Learning and skills council E-Skills UK figures show that skills shortages among companies that are recruiting IT staff are at a two-year low of 6%. But the same proportion of employers also reported skills gaps among their existing professional IT staff in the last quarter of 2006, the latest issue of E-Skills UK's ICT Inquiry report says. The gaps centre on business-related and other nontechnical skills, "which implies that employers are taking on sub-skilled staff and doing little to up skill them following their recruitment", the report warns.

[See footnote below for info on skills shortage measuring—JRM]

Please note information on skills shortages come from employer surveys; there's no customer satisfaction survey I'm aware of to measure skills among service populations.

The Register, an UK-based publication, reports that the main problem is skills levels among senior government officials in IT functions, rather the opposite of the generalization in Computerworld. But a further examination reveals the connection: IT recruiters tend to hire experienced staff, but that staff has few business skills. On the other hand, civil servants in the increasingly IT-intensive British government tend to lack understanding of technology issues. In the reports cited by both articles, a "gap" is much-noted, rather like a communications crevasse between business management and IT professionals.

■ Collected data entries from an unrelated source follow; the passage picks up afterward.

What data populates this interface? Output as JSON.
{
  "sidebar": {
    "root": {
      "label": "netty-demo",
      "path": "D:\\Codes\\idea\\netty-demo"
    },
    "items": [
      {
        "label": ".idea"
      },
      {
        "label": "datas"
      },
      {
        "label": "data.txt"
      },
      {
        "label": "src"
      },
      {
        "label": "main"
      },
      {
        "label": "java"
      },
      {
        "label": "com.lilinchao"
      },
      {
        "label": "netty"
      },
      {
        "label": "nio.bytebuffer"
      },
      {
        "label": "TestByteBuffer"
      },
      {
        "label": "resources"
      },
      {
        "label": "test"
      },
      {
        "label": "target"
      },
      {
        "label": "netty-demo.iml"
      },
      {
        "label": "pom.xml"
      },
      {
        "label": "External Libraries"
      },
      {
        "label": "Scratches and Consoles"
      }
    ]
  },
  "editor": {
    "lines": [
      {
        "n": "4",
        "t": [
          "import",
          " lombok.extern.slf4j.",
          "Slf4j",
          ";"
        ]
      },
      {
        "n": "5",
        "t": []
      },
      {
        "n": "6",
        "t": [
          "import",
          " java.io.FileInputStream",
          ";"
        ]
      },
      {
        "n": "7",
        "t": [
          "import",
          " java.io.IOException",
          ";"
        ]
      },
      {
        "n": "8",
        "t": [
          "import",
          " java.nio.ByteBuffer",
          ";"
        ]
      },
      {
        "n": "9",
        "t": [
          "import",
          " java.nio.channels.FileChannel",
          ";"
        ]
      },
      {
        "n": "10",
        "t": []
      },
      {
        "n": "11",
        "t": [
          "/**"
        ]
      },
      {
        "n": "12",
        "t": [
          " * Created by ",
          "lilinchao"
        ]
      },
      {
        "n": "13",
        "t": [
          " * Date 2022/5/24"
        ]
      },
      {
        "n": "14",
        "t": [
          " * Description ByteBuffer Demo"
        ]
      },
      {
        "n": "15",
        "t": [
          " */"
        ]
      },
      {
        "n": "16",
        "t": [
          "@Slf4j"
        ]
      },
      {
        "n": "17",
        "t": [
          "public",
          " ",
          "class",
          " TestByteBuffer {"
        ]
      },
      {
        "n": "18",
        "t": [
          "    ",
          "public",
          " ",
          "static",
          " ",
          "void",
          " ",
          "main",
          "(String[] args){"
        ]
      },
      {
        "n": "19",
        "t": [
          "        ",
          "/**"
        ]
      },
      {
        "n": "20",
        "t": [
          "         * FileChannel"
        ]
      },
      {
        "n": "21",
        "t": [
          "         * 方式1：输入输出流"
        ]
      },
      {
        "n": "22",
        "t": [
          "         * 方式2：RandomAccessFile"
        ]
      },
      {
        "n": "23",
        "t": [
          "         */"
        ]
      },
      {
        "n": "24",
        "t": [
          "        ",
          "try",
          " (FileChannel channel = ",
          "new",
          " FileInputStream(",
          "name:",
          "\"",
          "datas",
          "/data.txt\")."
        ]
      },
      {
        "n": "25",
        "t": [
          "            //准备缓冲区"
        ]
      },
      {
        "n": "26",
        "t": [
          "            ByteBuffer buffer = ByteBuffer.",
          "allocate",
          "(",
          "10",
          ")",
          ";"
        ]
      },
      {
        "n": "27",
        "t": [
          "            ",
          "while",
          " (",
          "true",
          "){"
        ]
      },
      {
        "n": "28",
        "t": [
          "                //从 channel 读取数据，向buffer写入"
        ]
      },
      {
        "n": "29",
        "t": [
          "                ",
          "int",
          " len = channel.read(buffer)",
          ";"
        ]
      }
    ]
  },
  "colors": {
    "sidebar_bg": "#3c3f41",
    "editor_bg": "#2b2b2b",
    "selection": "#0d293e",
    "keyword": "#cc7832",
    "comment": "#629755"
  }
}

For those unfamiliar with the concept of skills shortages (and measuring them numerically), I recommend a visit to the website of National Statistics (UK). There one may find "Skills shortages" (PDF), by Mari Lind Frogner (2002).
The Employers Skill Survey (ESS) provides two definitions of lack of skills. The first is skills shortages, defined as recruitment difficulties caused specifically by a shortage of individuals with the required skills in the accessible labour market. Alternatively, there are skill gaps which are deficiencies in the skills of an employer’s existing workforce, both at the individual level and overall, which prevent the firm from achieving its business objectives. Skill gaps can be defined in two ways: a broad definition includes all establishments that reported that at least some of their staff lacked full proficiency; a narrow measure includes only those establishments where a significant proportion of the workforce was reported lacking full proficiency.
[Emphasis added—JRM]
The skills shortage is sort of like a reverse-unemployment statistic; it reflects a shortage of available employees owing to inadequate skills. Usually it is expressed as a number of employees desired, but unavailable. When it is expressed as a percentage, it is the shortage divided by employment in that sector.